An interview with Michael McDermott, M.D., neurosurgeon and chief medical executive of Baptist Health Miami Neuroscience Institute, about meningiomas and what you should know.
Meningiomas represent about 1 out of 3 primary brain and spinal cord tumors. They are the most commonly diagnosed primary brain tumors in adults. And although they evolve in the meninges, the layers of tissue that surround the outer part of the brain and spinal cord, they are referred to as brain tumors.
The vast majority of meningiomas are benign, but these tumors can grow slowly and, if left undiscovered, can be severely disabling and life-threatening depending on their location. About 10 to 15 percent of meningiomas are malignant, or cancerous.
Michael McDermott, M.D., a neurosurgeon and the chief medical executive of Miami Neuroscience Institute, is a world-renowned leader in neurosciences, with a clinical expertise in the field of meningioma surgery.
“I would say that the greatest proportion of meningiomas are discovered by chance,” explains Dr. McDermott. “Because of the wide availability of modern imaging, particularly with magnetic resonance imaging (MRI), studies are done for other reasons. That’s why these tumors are frequently dis- covered.”
Most meningiomas are usually discovered after an MRI or CT scan that someone may undergo after complaining of headaches or seizures, or possibly after a head injury. Since meningiomas are commonly slow-growing tumors, they often do not cause noticeable symptoms until they grow to certain size. In extreme cases, these tumors can alter a person’s behavior and mood.
In the following Q&A, Dr. McDermott provides more insight into meningiomas, including symptoms, risk factors and treatments.
What should people know about meningiomas?
“Meningiomas are the most common primary brain tumor in adults from over the age of 35 until death. Approximately 70 percent of these are low-grade and benign-behaving tumors. About 25 percent are a slightly higher grade, more aggressive and they need radiation therapy. They’re a very common tumor. They’re found frequently incidentally. For example, after a concussion, a CT scan is done for other reasons — and lo and behold — there’s a tumor and it’s a meningioma.
“Most of the meningiomas diagnosed do not require treatment. So, if the patient is asymptomatic, they don’t have symptoms specific to the tumor site and there’s no documented growth, then there’s no role for intervention. The patient can be safely observed.”
What are common symptoms associated with meningiomas?
“The most common symptoms for an adult patient with a brain tumor of any type are headaches, seizures, and progressive focal neurologic deficit. If the tumor overlies your motor cortex, you develop weakness on the other side. If it’s over your sensory cortex, you develop sensory symptoms. If it’s over your visual cortex, you develop visual symptoms. And then the other one is changing personality or behavior. That relates to the fact that the frontal lobe and temporal lobe are large parts of the brain and they control mood, insight, judgment, personality and behavior.
“If you have a big tumor pressing on your frontal lobe, you’ll have the so-called frontal lobe syndrome, which can encompass an apathetic and demotivational state, and depressed mood. Those are the kind of symptom complexes that the patients show. A headache that’s present for two weeks, and is worse in the morning than the evening, and is associated with nausea and vomiting — that’s not normal.”
What are the top risk factors for meningiomas?
“Overwhelming, the majority, 90 percent or greater, are sporadic — meaning we don’t know why they occur. As I mentioned before, the majority are benign. But there are risk factors, such as prior radiation therapy exposure. With childhood leukemias, where the children are radiated prophylactically between the ages of three to seven. Now, there’s a national registry for those patients … understanding that there’s a 25-fold risk increase for the later development of meningioma.
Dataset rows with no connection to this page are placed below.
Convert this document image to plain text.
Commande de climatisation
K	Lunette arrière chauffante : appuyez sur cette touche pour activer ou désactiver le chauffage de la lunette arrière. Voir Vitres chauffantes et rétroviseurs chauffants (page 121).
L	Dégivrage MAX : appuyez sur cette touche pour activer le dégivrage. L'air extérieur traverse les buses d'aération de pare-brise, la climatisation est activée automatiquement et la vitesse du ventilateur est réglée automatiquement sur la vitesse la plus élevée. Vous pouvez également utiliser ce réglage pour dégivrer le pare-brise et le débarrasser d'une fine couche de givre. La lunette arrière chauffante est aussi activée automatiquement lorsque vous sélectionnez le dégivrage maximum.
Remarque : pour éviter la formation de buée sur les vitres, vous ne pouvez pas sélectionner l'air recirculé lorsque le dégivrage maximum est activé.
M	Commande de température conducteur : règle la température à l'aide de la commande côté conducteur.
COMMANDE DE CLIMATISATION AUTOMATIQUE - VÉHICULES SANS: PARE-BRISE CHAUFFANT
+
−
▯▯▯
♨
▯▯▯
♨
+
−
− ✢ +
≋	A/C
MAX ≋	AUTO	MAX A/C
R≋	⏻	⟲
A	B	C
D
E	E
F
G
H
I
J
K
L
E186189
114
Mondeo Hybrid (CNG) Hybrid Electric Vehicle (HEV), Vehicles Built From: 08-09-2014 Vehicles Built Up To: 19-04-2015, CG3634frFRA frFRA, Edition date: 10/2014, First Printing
“There are other associations with certain genetic syndromes, like neurofibromatosis (a genetic disorder that causes tumors to form on nerve tissue); non-causative links like breast cancer. Breast cancers are very common, and meningiomas are much less common. But they have similar genetic abnormalities. That doesn’t mean if you have breast cancer, you going to develop a meningioma, or vice versa. “There’s an association with thyroid tumors; an association with fertility treatments; and an and an association with a family history — like two first-degree relatives with meningiomas — that might put you at a higher risk later in life for being diagnosed with one.”
What is the most common misconception that people may have about meningiomas?
“When you tell a patient that they have a benign tumor, they think that surgical treatment will be curative. But that’s not always the case and we have options for treatment. So, if we’re following a patient who’s asymptomatic, and they either become symptomatic or we have documented radiographic growth, then there’s a consideration for intervention or treatment.
“The different forms of treatment include surgery, radiation therapy or radio-surgery diagnosis. And each of those forms of treatment has a different risk profile. Even 50 percent of benign tumors that are totally excised will recur25 years after diagnosis. So, the key thing is that if you treat a patient with a benign tumor, they have to be followed essentially for their lifetime to rule out recurrence.”